In those with t(11;14), only 24% were MRD negative at 10-6 post induction, which increased to 63% post consolidation regardless of treatment arm. In those without t(11;14), post-induction MRD negativity was 59%, and increased to 78% after consolidation.
No new safety signals appeared in the consolidation phase in the MRD-negative group and no adverse events (AEs) occurred with greater than 10% frequency, with the ASCT arm showing additional AEs related to melphalan including nausea, mucositis, febrile neutropenia, and sepsis. In the MRD-positive group, the only AEs with a frequency of greater than 10% were mucosal inflammation in 12% and stomatitis in 14% of the tandem ASCT arm. There was also a higher rate of vascular device infections in the tandem ASCT arm.

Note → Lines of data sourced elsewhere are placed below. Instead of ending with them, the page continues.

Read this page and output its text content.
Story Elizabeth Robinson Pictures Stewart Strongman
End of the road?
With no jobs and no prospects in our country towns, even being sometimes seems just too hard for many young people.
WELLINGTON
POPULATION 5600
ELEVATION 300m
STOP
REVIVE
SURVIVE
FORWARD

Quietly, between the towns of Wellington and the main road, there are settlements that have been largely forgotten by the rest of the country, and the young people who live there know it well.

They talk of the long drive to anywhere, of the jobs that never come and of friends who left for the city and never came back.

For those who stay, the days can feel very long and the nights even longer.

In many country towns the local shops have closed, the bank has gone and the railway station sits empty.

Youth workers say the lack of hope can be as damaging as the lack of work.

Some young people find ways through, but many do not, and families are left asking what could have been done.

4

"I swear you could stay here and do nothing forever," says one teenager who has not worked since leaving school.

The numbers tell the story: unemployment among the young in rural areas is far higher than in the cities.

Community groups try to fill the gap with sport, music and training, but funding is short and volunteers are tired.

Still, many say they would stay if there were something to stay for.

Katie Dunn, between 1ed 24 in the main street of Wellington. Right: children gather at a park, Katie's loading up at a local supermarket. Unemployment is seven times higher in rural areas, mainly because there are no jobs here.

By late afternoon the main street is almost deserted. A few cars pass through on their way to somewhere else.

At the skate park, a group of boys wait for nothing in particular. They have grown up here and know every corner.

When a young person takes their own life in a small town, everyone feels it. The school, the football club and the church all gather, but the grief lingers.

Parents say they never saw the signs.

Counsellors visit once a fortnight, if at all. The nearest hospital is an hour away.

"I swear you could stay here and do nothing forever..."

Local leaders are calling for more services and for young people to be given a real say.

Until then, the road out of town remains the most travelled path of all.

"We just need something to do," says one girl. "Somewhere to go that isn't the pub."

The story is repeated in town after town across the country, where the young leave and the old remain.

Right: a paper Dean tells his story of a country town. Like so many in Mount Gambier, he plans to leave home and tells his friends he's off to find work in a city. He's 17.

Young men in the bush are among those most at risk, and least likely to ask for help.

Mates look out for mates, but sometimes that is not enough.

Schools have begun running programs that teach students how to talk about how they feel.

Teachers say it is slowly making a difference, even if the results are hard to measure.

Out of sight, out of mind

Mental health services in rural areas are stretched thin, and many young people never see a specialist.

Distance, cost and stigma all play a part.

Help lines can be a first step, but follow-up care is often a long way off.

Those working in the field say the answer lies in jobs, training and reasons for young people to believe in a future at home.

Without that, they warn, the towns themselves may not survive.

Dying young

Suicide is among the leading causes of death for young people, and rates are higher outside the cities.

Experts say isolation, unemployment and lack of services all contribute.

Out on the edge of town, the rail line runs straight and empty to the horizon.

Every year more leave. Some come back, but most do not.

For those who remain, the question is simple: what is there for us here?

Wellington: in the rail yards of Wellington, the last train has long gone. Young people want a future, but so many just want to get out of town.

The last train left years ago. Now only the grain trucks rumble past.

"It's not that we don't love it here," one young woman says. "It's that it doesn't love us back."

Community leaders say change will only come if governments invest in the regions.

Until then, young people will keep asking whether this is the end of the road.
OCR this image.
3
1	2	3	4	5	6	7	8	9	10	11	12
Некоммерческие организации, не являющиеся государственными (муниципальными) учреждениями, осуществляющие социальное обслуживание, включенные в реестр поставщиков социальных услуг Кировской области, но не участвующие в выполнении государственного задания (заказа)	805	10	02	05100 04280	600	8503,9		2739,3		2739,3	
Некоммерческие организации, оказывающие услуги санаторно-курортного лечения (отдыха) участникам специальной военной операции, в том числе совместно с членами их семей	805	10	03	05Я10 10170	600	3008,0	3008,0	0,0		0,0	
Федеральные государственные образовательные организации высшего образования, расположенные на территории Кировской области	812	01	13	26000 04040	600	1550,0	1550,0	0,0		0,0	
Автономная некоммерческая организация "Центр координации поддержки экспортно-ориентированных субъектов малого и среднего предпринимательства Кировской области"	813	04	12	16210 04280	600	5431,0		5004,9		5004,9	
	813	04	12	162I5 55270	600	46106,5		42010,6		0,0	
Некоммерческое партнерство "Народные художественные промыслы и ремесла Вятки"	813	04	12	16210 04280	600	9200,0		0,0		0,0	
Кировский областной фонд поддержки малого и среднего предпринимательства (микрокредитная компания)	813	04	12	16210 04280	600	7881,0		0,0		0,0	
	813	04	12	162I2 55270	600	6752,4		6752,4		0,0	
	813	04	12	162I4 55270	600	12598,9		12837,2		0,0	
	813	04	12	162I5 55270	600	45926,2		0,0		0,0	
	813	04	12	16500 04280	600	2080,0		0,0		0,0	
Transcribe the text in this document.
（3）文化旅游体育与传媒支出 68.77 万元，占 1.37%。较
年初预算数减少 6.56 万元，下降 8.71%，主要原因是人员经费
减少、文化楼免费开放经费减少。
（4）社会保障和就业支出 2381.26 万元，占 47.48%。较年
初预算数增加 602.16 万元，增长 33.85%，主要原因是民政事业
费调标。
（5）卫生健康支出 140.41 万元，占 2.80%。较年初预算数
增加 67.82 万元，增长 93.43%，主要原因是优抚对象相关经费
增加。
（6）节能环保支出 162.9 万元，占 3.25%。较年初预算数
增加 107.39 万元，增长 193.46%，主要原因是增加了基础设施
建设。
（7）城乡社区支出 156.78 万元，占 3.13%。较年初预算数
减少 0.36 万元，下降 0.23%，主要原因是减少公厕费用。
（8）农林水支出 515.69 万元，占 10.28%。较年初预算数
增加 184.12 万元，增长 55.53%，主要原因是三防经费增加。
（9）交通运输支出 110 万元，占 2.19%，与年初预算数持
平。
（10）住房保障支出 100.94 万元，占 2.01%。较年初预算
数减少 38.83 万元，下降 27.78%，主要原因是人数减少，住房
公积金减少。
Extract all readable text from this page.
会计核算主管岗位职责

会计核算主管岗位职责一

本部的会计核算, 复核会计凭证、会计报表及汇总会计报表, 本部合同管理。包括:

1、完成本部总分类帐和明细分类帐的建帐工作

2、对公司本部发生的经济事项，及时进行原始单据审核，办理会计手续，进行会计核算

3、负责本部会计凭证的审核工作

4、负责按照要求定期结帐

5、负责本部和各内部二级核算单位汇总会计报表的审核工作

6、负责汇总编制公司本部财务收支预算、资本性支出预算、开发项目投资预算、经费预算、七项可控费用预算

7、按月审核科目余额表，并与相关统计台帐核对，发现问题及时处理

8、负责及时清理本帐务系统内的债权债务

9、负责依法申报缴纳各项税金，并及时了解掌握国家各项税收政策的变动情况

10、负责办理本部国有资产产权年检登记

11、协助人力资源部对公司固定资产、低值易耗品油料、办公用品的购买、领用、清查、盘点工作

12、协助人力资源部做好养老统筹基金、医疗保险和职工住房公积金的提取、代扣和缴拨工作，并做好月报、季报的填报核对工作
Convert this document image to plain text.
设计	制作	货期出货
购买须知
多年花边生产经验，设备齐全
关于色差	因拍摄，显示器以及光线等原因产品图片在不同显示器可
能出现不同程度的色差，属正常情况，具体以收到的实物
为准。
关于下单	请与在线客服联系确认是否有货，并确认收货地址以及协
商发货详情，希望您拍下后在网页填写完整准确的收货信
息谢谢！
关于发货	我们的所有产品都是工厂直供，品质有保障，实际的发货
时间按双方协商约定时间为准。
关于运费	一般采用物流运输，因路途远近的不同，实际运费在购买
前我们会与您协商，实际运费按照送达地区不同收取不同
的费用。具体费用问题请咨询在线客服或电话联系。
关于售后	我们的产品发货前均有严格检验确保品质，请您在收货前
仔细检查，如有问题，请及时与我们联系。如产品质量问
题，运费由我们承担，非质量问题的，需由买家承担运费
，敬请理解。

With the median follow-up at 16.8 months in the MRD-negative at induction group and 16.3 months for the MRD-positive at induction group, PFS and sustained MRD negativity data were not yet available.
“The lack of added benefit with ASCT in MRD-negative patients may be explained by the very high MRD negativity rates already achieved after induction,” Perrot suggested.
She recommended that future strategies should combine initial cytogenetic risk and MRD-based stratification. “These findings support a more individualized induction approach based on MRD status,” she concluded.